Bien sincèrement à vous

Jenny Marx.

  1. Voir ci‑dessus la lettre du 27 juillet 1871 de Marx à Kugelmann.
  2. La presse réactionnaire française (Paris‑Journal notamment) appelait Marx « le grand chef de l'Internationale ».
  3. Surnom de Napoléon III.
  4. Walery Wroblewssky (1836‑1908) : révolutionnaire polonais qui avait pris part à l'insurrection de 1863 et fut général de la Commune.
  5. Nicolas Outine (1845‑1883) : révolutionnaire russe, membre de l'organisation populiste Zemlia i volia. Emigré à Genève en 1863, il y organise la section russe de l'Internationale et dirige en 1869‑1870 le journal Narodnoie Dielo.
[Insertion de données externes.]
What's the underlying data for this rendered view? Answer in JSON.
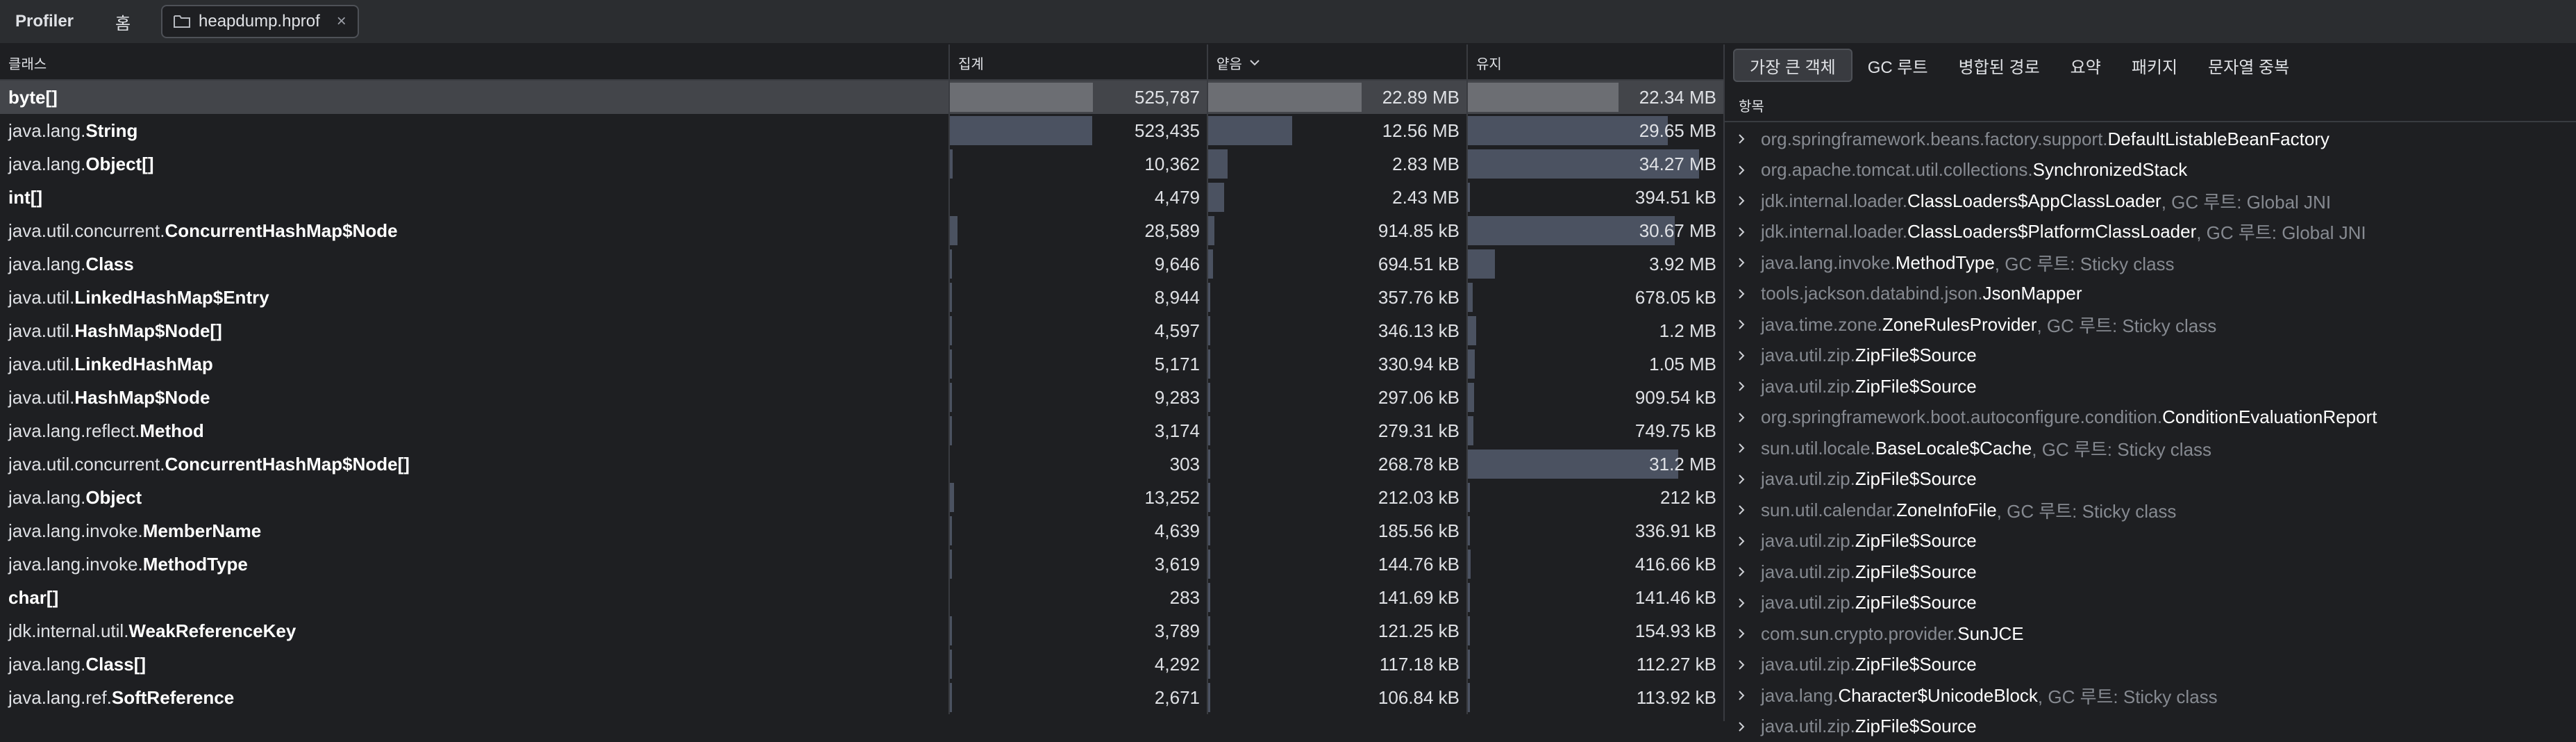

  6. Henri Perret : socialiste suisse, secrétaire du comité fédéral de la Suisse romande à Genève.
  7. César De Paepe (1842‑1890) : dirigeant de la section belge de la I° Internationale, puis du parti socialiste belge.
  8. Anselmo Lorenzo : internationaliste espagnol qui se rallia par la suite à Bakounine.
  9. James Guillaume (1844‑1916) : un des dirigeants de l'Alliance et de la Fédération jurassienne, expulsé avec Bakounine de l'Internationale au Congrès de La Haye en 1872.
  10. Paul Robin : professeur français, membre de l'Internationale, bakouniniste.
  11. Résolutions des délégués de la Conférence de l'Association internationale des Travailleurs. Réunie à Londres du 17 au 23 septembre 1871, Londres 1871 (Édition française, p. 5)
  12. Toute cette citation est en français dans l'original.
  13. Jenny et Eleanor avaient accompagné la famille Lafargue contrainte de fuir Bordeaux et réfugiée dans les Pyrénées.
  14. Kératry : préfet de police de Paris du 4 septembre au 12 octobre 1870.
  15. Le gouvernement de Thiers avait demandé au gouvernement espagnol l'arrestation et l'extradition de Lafargue. Celui‑ci sera arrêté à Huesca le 11 août, puis relâché le 21 août.